Thursday, 12 April 2012

Cooking the Books


The writer and journalist Christopher Booker published a book called The Seven Basic Plots. The hypothesis is that all stories have already been told. The seven plots are:
1.       Tragedy – hero to zero usually ending with a death

2.       Comedy – happy ending
3.       Overcoming the monster – Godzilla or Hitler, horror, psychological thriller

4.       Voyage and return – a story of leaving and returning home, as in Alice in Wonderland and Coleridge's The Rime of the Ancient Mariner.

5.       Quest – probably the most successful format of our time.
6.       Rags to Riches – zero to hero made popular by writers from Dickens to Archer
7.       Rebirth – The central character finds a new reason for living as in It's a Wonderful Life and Crime and Punishment.

Even these seven premises can be grouped into just two genres of writing: Comedy and Tragedy as William Shakespeare will bear testimony to.

I have given this some thought and to my mind, I cannot argue that there are anymore plots. I have applied Booker's theory to my own writing. But the way I see it is Booker's plots are merely empty cooking vessels, the ingredients, flavour, temperature, texture, depth breadth and aftertaste is down to the writer.

And what about the writer? Fast food or Michelin Star? There is a market for either and anything in between and so there should be. One man's meat is another man's poison, is very true, but there success will have come about from the originality of their recipe not from one of the seven plots.

To achieve originality requires a great deal of thinking outside the box.
Did anyone see 'Heroes of Comedy Spike Milligan' on Channel 4? Milligan brought surrealism to comedy. Had there been no Milligan, there would no doubt have been no Monty Python, Rowan Atkinson, Stephen Fry. Imagine a world where comedy no longer offered satire, parody, clever word play, farce, irony and a dark side. I for one would have abandoned comedy with the onset of puberty.
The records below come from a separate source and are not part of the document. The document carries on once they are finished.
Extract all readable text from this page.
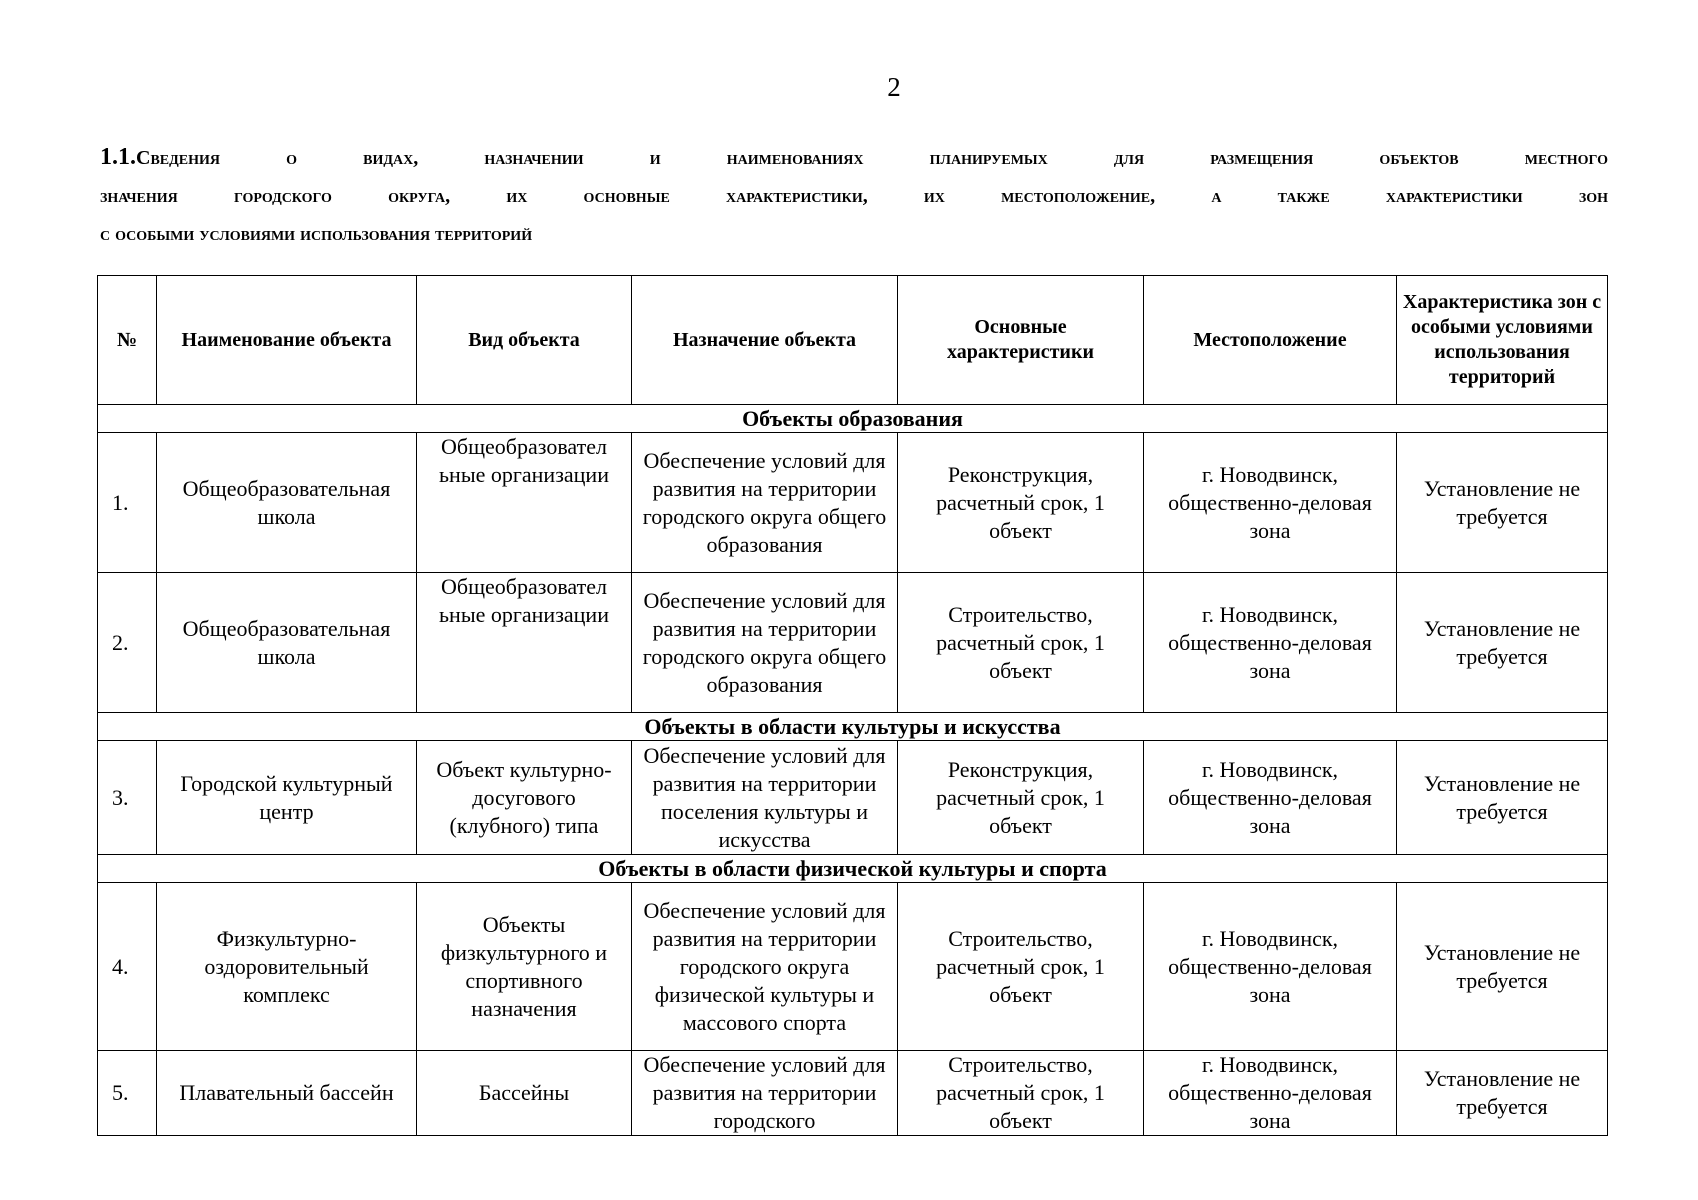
2
1.1.Сведения о видах, назначении и наименованиях планируемых для размещения объектов местного
значения городского округа, их основные характеристики, их местоположение, а также характеристики зон
с особыми условиями использования территорий
№	Наименование объекта	Вид объекта	Назначение объекта	Основные характеристики	Местоположение	Характеристика зон с особыми условиями использования территорий
Объекты образования						
1.	Общеобразовательная школа	Общеобразовател ьные организации	Обеспечение условий для развития на территории городского округа общего образования	Реконструкция, расчетный срок, 1 объект	г. Новодвинск, общественно-деловая зона	Установление не требуется
2.	Общеобразовательная школа	Общеобразовател ьные организации	Обеспечение условий для развития на территории городского округа общего образования	Строительство, расчетный срок, 1 объект	г. Новодвинск, общественно-деловая зона	Установление не требуется
Объекты в области культуры и искусства						
3.	Городской культурный центр	Объект культурно-досугового (клубного) типа	Обеспечение условий для развития на территории поселения культуры и искусства	Реконструкция, расчетный срок, 1 объект	г. Новодвинск, общественно-деловая зона	Установление не требуется
Объекты в области физической культуры и спорта						
4.	Физкультурно-оздоровительный комплекс	Объекты физкультурного и спортивного назначения	Обеспечение условий для развития на территории городского округа физической культуры и массового спорта	Строительство, расчетный срок, 1 объект	г. Новодвинск, общественно-деловая зона	Установление не требуется
5.	Плавательный бассейн	Бассейны	Обеспечение условий для развития на территории городского	Строительство, расчетный срок, 1 объект	г. Новодвинск, общественно-деловая зона	Установление не требуется
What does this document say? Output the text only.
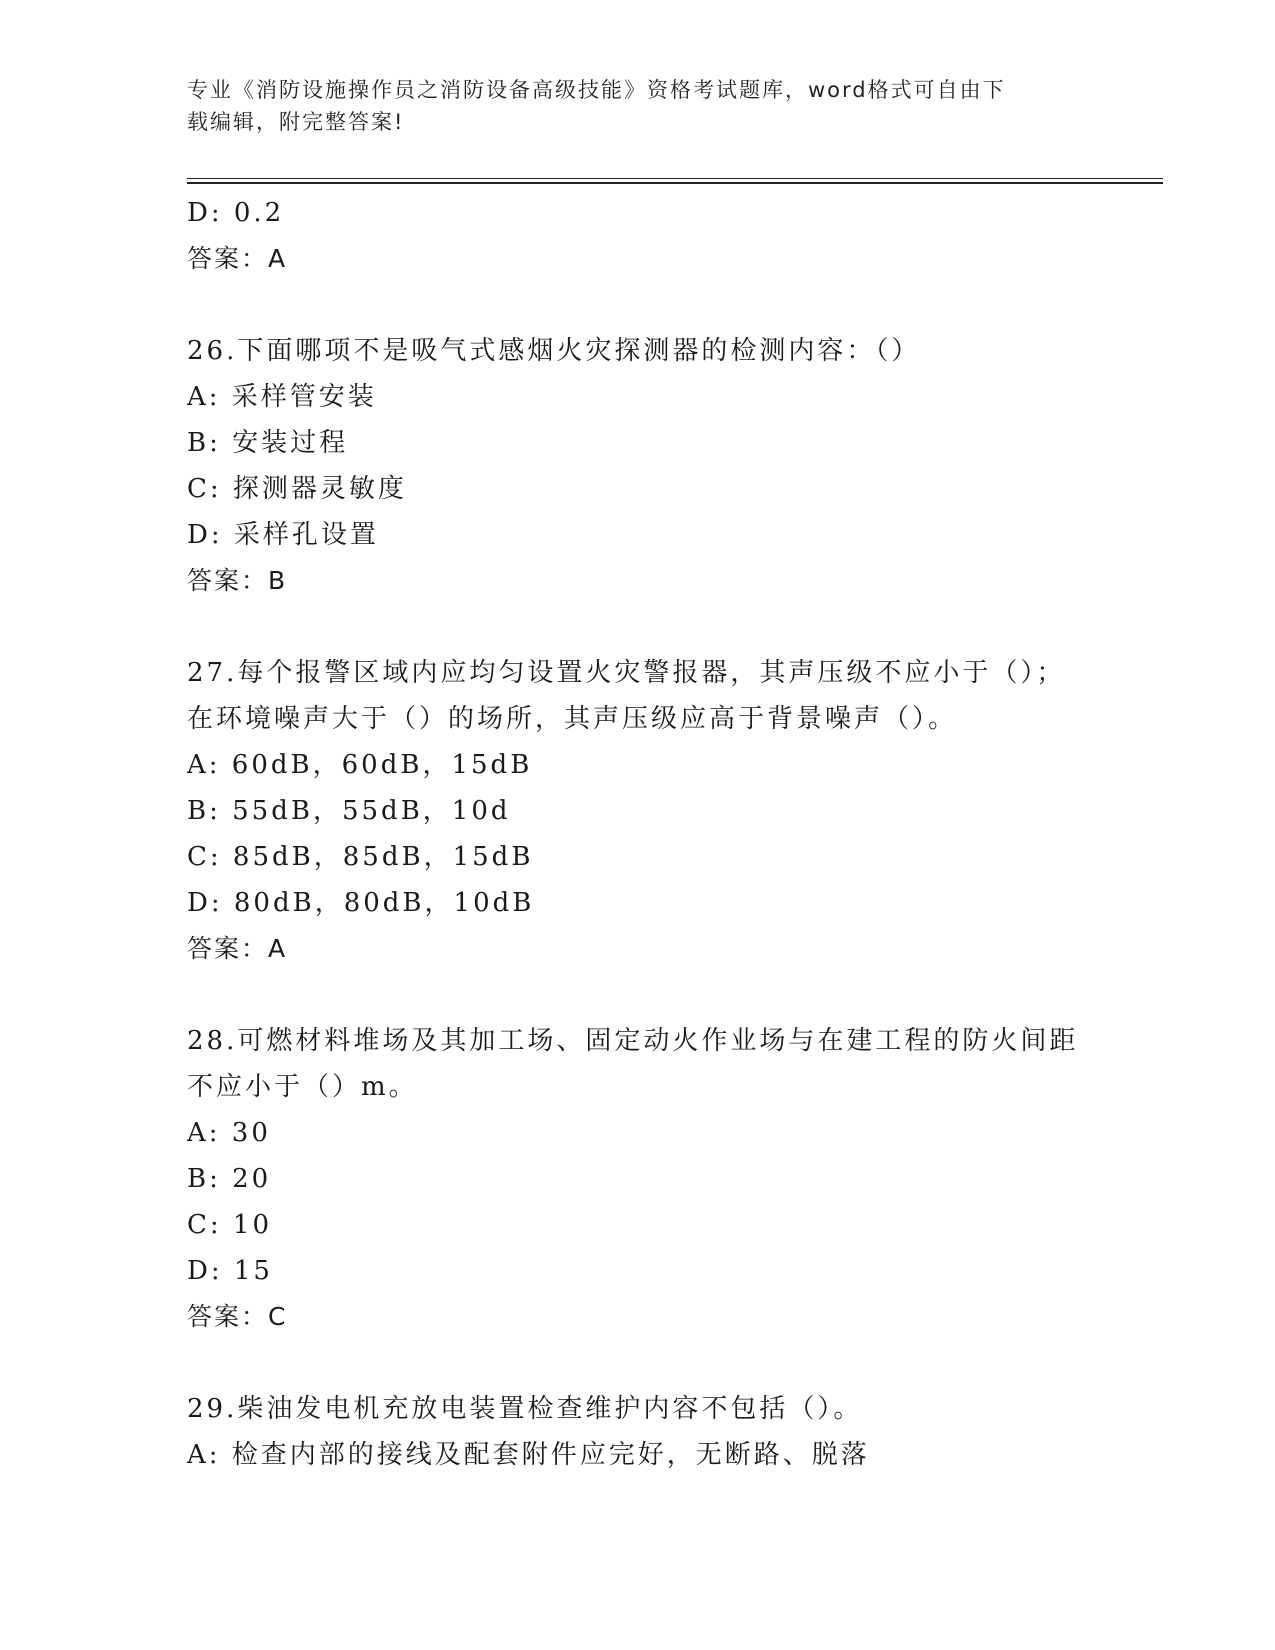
专业《消防设施操作员之消防设备高级技能》资格考试题库，word格式可自由下
载编辑，附完整答案!
D: 0.2
答案：A
26.下面哪项不是吸气式感烟火灾探测器的检测内容：（）
A: 采样管安装
B: 安装过程
C: 探测器灵敏度
D: 采样孔设置
答案：B
27.每个报警区域内应均匀设置火灾警报器，其声压级不应小于（）；
在环境噪声大于（）的场所，其声压级应高于背景噪声（）。
A: 60dB，60dB，15dB
B: 55dB，55dB，10d
C: 85dB，85dB，15dB
D: 80dB，80dB，10dB
答案：A
28.可燃材料堆场及其加工场、固定动火作业场与在建工程的防火间距
不应小于（）m。
A: 30
B: 20
C: 10
D: 15
答案：C
29.柴油发电机充放电装置检查维护内容不包括（）。
A: 检查内部的接线及配套附件应完好，无断路、脱落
It was around that time I would listen to 'I'm Sorry I'll Read That Again' with John Cleese, Tim Brook-Taylor, Bill Oddie and Graeme Garden.

Milligan turned comedy into an art form. For me it's the hardest genre of writing, thinking beyond the outer limits of the box. It sent Spike mad because he could not switch off his quest for the lighter side of life.

Putting your protagonist in a situation way outside his comfort zone has to be one of the first principles of comedy, as I have done with Henley, Fairfax, Neville (in Ushabti) and Norman (Midnight at the Alhambra).

If I was a BBC Commissioner I'd call up Dawn French to be the next Dr Who, wouldn't that make a great show even greater.

To the agent who said there is no market for comedy fiction books, I'm going to send you a signed copy when I do get published. You know who you are.